Im Schwarzmeerraum hat SovEcon seine Schätzung für die russische Weizenernte 2026/27 aufgrund einer reduzierten Sommerweizenfläche um 1,4 Mio. t gekürzt, während die Erwartungen für die ukrainische Weizenernte leicht über dem Vorjahr liegen. Eine geringere russische Produktion und Wetterrisiken bilden einen Preisboden für globale Getreidepreise, wovon Hafer profitieren kann, auch wenn Hafer selbst ein relativ gering gehandelte Getreideart mit überwiegend regionalen Bilanzen bleibt.
Fundamentaldaten & Wetter
Die hafer-spezifischen Fundamentaldaten erscheinen derzeit relativ stabil: Weder in Deutschland noch in der Ukraine gibt es klare Signale für eine akute Knappheit an Futterhafer, was sich in den flachen EXW-/FCA-Preisen der vergangenen Wochen widerspiegelt. Das offene Interesse in den nahen CBOT-Haferkontrakten bleibt überschaubar, und die Intraday-Spannen sind eng, was die Nebenrolle von Hafer innerhalb des Getreidekomplexes unterstreicht.

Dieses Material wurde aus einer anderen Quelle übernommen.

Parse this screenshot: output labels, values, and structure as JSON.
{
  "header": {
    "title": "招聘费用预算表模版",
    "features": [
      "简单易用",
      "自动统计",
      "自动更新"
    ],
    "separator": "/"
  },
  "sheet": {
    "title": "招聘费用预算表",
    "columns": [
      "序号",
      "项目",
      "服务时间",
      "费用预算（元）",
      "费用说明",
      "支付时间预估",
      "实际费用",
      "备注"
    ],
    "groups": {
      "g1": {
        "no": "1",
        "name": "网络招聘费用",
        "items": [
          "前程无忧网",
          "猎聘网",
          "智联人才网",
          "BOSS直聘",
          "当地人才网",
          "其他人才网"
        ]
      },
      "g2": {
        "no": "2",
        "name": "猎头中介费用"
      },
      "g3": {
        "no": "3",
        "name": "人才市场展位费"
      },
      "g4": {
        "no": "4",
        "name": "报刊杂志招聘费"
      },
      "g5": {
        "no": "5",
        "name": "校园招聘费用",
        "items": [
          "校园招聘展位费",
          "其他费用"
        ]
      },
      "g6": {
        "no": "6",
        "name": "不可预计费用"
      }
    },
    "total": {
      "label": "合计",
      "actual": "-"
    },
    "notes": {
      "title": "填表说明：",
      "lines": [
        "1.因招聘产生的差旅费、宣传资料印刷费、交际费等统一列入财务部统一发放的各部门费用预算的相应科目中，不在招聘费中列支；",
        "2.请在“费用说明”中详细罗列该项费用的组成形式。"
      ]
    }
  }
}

Wetter bleibt der wichtigste kurzfristige Risikofaktor. In Europa könnte eine zweite Hitzewelle Ende Juni die Sommergetreide in bereits gestressten Regionen weiter belasten, derzeit liegt der Fokus jedoch stärker auf Weizen und Gerste als auf Hafer. Demgegenüber werden die US Northern Plains und die kanadischen Prärien später in der Saison entscheidend für die Hafererträge sein; aktuell achten die breiteren Getreidemärkte stärker auf die Niederschlagsaussichten in den US-Sommerweizenregionen als speziell auf Hafer.
Handelsausblick
- Kurzfristige Tendenz: leicht bullisch für CBOT-Hafer, solange die Hitze in Europa und etwas niedrigere russische Weizenerwartungen die allgemeine Getreidestimmung stützen.
- Stabile physische Preise in Deutschland und der Ukraine deuten auf begrenzte Knappheit in der Nahfrist hin; Endabnehmer können Rücksetzer weiterhin zur Absicherung nutzen, statt steigenden Kursen hinterherzulaufen.
- Erzeuger mit noch unbepreistem Hafer können die aktuelle Festigung an der CBOT als Gelegenheit nutzen, einen Teil der Produktion 2026/27 zu sichern, insbesondere wenn weitere Hitzephasen in Europa oder Schlagzeilen aus dem Schwarzmeerraum zusätzliche Aufwärtsbewegungen auslösen.
- Beobachten Sie Änderungen in den Wetterprognosen für die US Northern Plains und die kanadischen Prärien; eine Umstellung auf anhaltende Trockenheit dort könnte Hafer eine eigene, unabhängige Aufwärtsstory verschaffen.
3-Tages-Preisindikation
- CBOT-Hafer (nahe Termine): dürfte in den nächsten drei Sitzungen leicht fester bis seitwärts tendieren und damit Weizen sowie das allgemeine Risiko-Sentiment im Getreidesektor nachzeichnen.
- Deutschland EXW-Futterhafer: Preise werden in der sehr kurzen Frist voraussichtlich um das aktuelle Niveau stabil bleiben.
- Ukraine FCA-Futterhafer: kein unmittelbarer Auslöser für größere Kursbewegungen erkennbar; der Seitwärtstrend bleibt das Basisszenario.